I have to compute the determinant of a differential operator that comes from an action variation: $\frac{\delta^2S}{\delta q(\tau)\delta q(\tau)}=-M\frac{\partial^2}{\partial \tau^2}+V''(q)$.
It is known that $\delta q(0)=0$ and $\delta q(B)=0$. What I really need is the value of $D=\mid\frac{det(-M\frac{\partial^2}{\partial \tau^2}+M w_0^2)}{det'(-M\frac{\partial^2}{\partial \tau^2}+V''(q))}\mid^{1/2}$ where $Mw_0^2=V''(0)$ and det' means that the eiganvalue equal to zero is omitted to compoute the determinant.
How can D be computed?
Thank you very much.
To compute functional determinant is quite difficult in general. However in this case, one can recall that the determinant is the product of the complete set of eigenvalues.
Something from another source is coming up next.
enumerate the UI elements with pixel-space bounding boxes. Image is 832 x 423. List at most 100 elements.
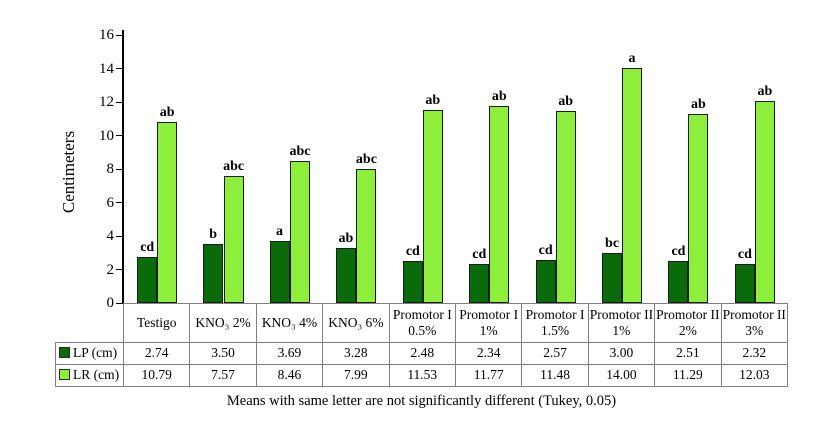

Now, find the eigenvalues of this operator \begin{equation} -m(\partial_T^2+\omega^2)f_n=\epsilon_n f_n \end{equation} A complete set of solution to the above differential equation is given by \begin{equation} f_n(t)=\sin\left(\frac{n\pi t}{T}\right) \quad (n=1,2,3,\cdots) \end{equation} and the eigenvalues are given by \begin{equation} m \left(\frac{\pi ^2 n^2}{T^2}-\omega ^2\right) \quad n=1,2,\cdots \end{equation} Thus, the determinant is given by \begin{equation} \det\left(-m(\partial_T^2+\omega^2) \right)^{-\frac12}=\prod_{n=1}^\infty \left[m \left(\frac{\pi ^2 n^2}{T^2}-\omega ^2\right) \right]^{-\frac{1}{2}} \end{equation}
Now, you can see several problems that might arise here. There might be zero eigenvalues and this method does not work. If you look at the last expression, the infinite product is clearly divergent.
But again, in your case, you can do the similar calculation to find the denominator and it turns out the divergent quantity cancels form the denominator and numerator and you get a nice finite answer.